Freddie Mac and Fannie Mae are also now lending without having to worry that they will reach the limits set on their lending by the Federal Housing Finance Agency. That’s because even though they are closing many loans to refinance apartment properties, they closed almost no loans on acquisitions in April and early May as invested sales activity dried up.
Borrowers and lenders have also had to adapt to doing business in a global pandemic, where all “non-essential” economic activity has ground to a halt. Most real estate professionals are working from home, when possible, to avoid infection.
“How do you inspect a property?” says Borsos. Borrowers and lenders have learned to work with a combination of video calls and documentation from previously completed inspections to underwrite deals.
Government offices have also begun to operate remotely to move paperwork needed to make deals. “For a few weeks you couldn’t get a mortgage recorded in Santa Clara County in California,” says Borsos. “They figured it out. People have adapted pretty quickly.”
Smaller banks and regional banks are also still making longer-term loans to apartment properties. “We are finding that relationships are absolutely critical,” says Kiffe. “Loan requests from existing customers are being received pretty well overall.”

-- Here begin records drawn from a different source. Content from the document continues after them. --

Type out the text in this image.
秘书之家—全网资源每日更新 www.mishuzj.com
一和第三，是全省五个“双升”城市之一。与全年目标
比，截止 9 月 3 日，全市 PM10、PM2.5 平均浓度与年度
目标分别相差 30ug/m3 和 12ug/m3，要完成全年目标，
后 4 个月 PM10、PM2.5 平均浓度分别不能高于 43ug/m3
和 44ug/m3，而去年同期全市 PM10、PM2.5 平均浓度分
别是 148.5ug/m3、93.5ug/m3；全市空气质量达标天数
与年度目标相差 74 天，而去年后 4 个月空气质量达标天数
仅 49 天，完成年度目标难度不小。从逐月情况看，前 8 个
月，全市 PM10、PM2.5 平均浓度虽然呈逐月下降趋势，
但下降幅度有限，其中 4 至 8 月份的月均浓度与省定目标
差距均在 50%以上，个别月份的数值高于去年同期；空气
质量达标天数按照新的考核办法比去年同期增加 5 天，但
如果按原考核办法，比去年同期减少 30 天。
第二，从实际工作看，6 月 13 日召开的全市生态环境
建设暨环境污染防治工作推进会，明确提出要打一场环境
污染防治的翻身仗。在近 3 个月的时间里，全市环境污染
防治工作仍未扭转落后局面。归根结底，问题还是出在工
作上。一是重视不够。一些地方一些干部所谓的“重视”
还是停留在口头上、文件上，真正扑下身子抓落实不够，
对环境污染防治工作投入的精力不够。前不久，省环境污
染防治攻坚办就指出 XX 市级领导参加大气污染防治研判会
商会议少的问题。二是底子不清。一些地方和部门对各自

However, the biggest banks are largely not making new loans. “By and large, the ‘money center’ banks are dealing with a lot of credit issues,” says Kiffe. They have large loans to parts of the economy that have been hit hard by the crisis, like the airline industry and the energy industry. “They have a lot of forbearance requests and workout requests,” says Kiffe. “They are not doing so much on new business functions.”
Many life companies are simply not making loans with interest rates so low. “In late March, life companies went to the sidelines,” says Kiffe. “They are pretty much still on the sidelines.”
Life companies make loans from their own balance sheets. Their cost of capital does not get any lower than it normally is, just because prices rise and yields fall on the bond markets. For the few life companies that are making loans, all-in interest rates are as low as 2.5 percent to 2.7 percent, for loans that cover 50 percent of the value of an apartment property, says Kiffe.
“Life company lenders are at their interest rate floors—probably through their floors,” says Borsos. “I think they are going to hesitate to drop their spread over Treasury bond yields much more.”
Meanwhile, a few conduit lenders that backed away during the depths of recent uncertainty are beginning to make apartment loans. “There is a lot of price discovery… though legacy bonds deals that priced in the last week went pretty well,” Kiffe says.